Nel paese delle creature selvagge” e ora “Fantastic Mr. Fox” sono il segnale di un rinnovato ritorno all’infanzia per i giovani autori americani. Il primo ispirato al libro illustrato di Maurice Sendak, il secondo tratto dall’omonimo racconto di Road Dahl, entrambi portati sullo schermo da due enfant prodige del cinema underground Usa. Ritorno all’infanzia si era detto. Ma filtrato attraverso un’ottica adulta e nevrotica, che potrebbe spiazzare e lasciare sconcertati il pubblico dei più piccoli. Ma se (a parere di chi scrive) il live action di Spike Jonze, benché mosso da ambiziosissimi intenti (frammentare la personalità del protagonista in tanti problematici personaggi) falliva clamorosamente a livello emozionale – narrativo, incartandosi in una sceneggiatura eccessivamente cupa, cerebrale e ripetitiva, il “Mr. Fox” di Anderson è un piccolo grande miracolo.

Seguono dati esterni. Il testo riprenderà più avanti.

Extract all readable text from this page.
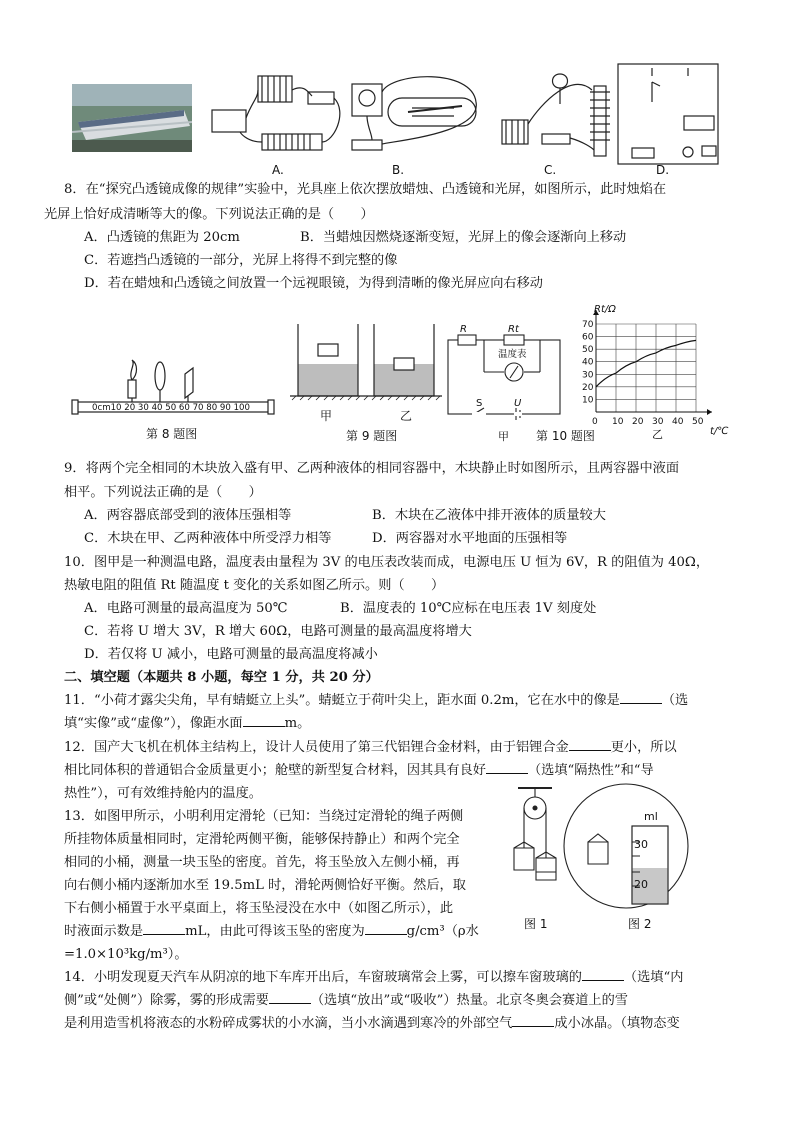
A.	B.	C.	D.
8．在“探究凸透镜成像的规律”实验中，光具座上依次摆放蜡烛、凸透镜和光屏，如图所示，此时烛焰在
光屏上恰好成清晰等大的像。下列说法正确的是（　　）
A．凸透镜的焦距为 20cm	B．当蜡烛因燃烧逐渐变短，光屏上的像会逐渐向上移动
C．若遮挡凸透镜的一部分，光屏上将得不到完整的像
D．若在蜡烛和凸透镜之间放置一个远视眼镜，为得到清晰的像光屏应向右移动
0cm10 20 30 40 50 60 70 80 90 100
第 8 题图
甲	乙
第 9 题图
R	Rt
温度表
S	U
甲 第 10 题图
0 10 20 30 40 50
10
20
30
40
50
60
70
Rt/Ω
t/℃
乙
9．将两个完全相同的木块放入盛有甲、乙两种液体的相同容器中，木块静止时如图所示，且两容器中液面
相平。下列说法正确的是（　　）
A．两容器底部受到的液体压强相等	B．木块在乙液体中排开液体的质量较大
C．木块在甲、乙两种液体中所受浮力相等	D．两容器对水平地面的压强相等
10．图甲是一种测温电路，温度表由量程为 3V 的电压表改装而成，电源电压 U 恒为 6V，R 的阻值为 40Ω，
热敏电阻的阻值 Rt 随温度 t 变化的关系如图乙所示。则（　　）
A．电路可测量的最高温度为 50℃	B．温度表的 10℃应标在电压表 1V 刻度处
C．若将 U 增大 3V，R 增大 60Ω，电路可测量的最高温度将增大
D．若仅将 U 减小，电路可测量的最高温度将减小
二、填空题（本题共 8 小题，每空 1 分，共 20 分）
11．“小荷才露尖尖角，早有蜻蜓立上头”。蜻蜓立于荷叶尖上，距水面 0.2m，它在水中的像是	（选
填“实像”或“虚像”），像距水面	m。
12．国产大飞机在机体主结构上，设计人员使用了第三代铝锂合金材料，由于铝锂合金	更小，所以
相比同体积的普通铝合金质量更小；舱壁的新型复合材料，因其具有良好	（选填“隔热性”和“导
热性”），可有效维持舱内的温度。
13．如图甲所示，小明利用定滑轮（已知：当绕过定滑轮的绳子两侧
所挂物体质量相同时，定滑轮两侧平衡，能够保持静止）和两个完全
相同的小桶，测量一块玉坠的密度。首先，将玉坠放入左侧小桶，再
向右侧小桶内逐渐加水至 19.5mL 时，滑轮两侧恰好平衡。然后，取
下右侧小桶置于水平桌面上，将玉坠浸没在水中（如图乙所示），此
时液面示数是	mL，由此可得该玉坠的密度为	g/cm³（ρ水
=1.0×10³kg/m³）。
ml
30
20
图 1	图 2
14．小明发现夏天汽车从阴凉的地下车库开出后，车窗玻璃常会上雾，可以擦车窗玻璃的	（选填“内
侧”或“处侧”）除雾，雾的形成需要	（选填“放出”或“吸收”）热量。北京冬奥会赛道上的雪
是利用造雪机将液态的水粉碎成雾状的小水滴，当小水滴遇到寒冷的外部空气	成小冰晶。（填物态变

Se la scelta del stop motion è di per sé azzeccata poiché riporta il cinema d’animazione al piacere artigianale degli albori della settima arte (e poi che meraviglia di colori e particolari), essa è anche motivata da una precisa scelta tematica. I Tenenbaum, così come Steve Zissou o i tre fratelli de “Il treno per il Darjeeling“, con il loro corollario di oggetti su misura, abiti sgargianti e tic semiseri, sono a tutti gli effetti personaggi da cartoon o fumetto, e non si discostano affatto dai pupazzi di plastilina come Mr. Fox e la sua combriccola. “Fantastic Mr. Fox” non pare affatto un’anomalia (o una concessione al mainstream per famiglie) nel percorso di Anderson, ma il passo logico successivo della sua opera. E il perfetto cast di voci (che ne sarà con il doppiaggio italiano?), affidato ad alcuni degli attori feticcio del regista di “Rushmore” (Schwartman, Murray, Wilson, Brody, Dafoe, con le eccellenti new entry Clooney e Streep) non fa che rafforzare il parallelo tra umani e pupazzi. Coadiuvato in sceneggiatura dall’amico Noah Baumbach (“Il calamaro e la balena”, “Il matrimonio di mia sorella“), esperto in famiglie allo sfascio e rapporti disfunzionali, Anderson, al contrario di Jonze, non sacrifica proprio nulla del piacere della visione: una vera meraviglia per gli occhi, “Fantastic Mr. Fox” è una sequela di momenti spassosi, gag visive (l’assalto ai pennuti nell’incipit che si snoda attraverso un carrello laterale simile a quello utilizzato per descrivere i vari “strati” del sottomarino di Zissou) e verbali, personaggi indimenticabili (Kylie l’opossum imbranato, il Ratto psicopatico, Kristofferson, il prodigioso nipote di Mr. Fox), un ritmo che non da tregua per ottantasette minuti, infarcito di citazioni a catena e trovate gustose. E’ il film di Anderson più gioiosamente fantasioso dai tempi di “Rushmore”: ci sono duelli degni di uno spaghetti western, narrazione spezzata in capitoli, in colonna sonora si mescolano Rolling Stones (mai avremmo pensato di sentire “Street Fighting Man” in un film tratto da Road Dahl), Beach Boys, Georges Delerue e Jarvis Cocker (da la voce allo sgherro canterino Petey), momenti di elegiaca, spiazzante commozione (l’incontro con il lupo, la morte del ratto).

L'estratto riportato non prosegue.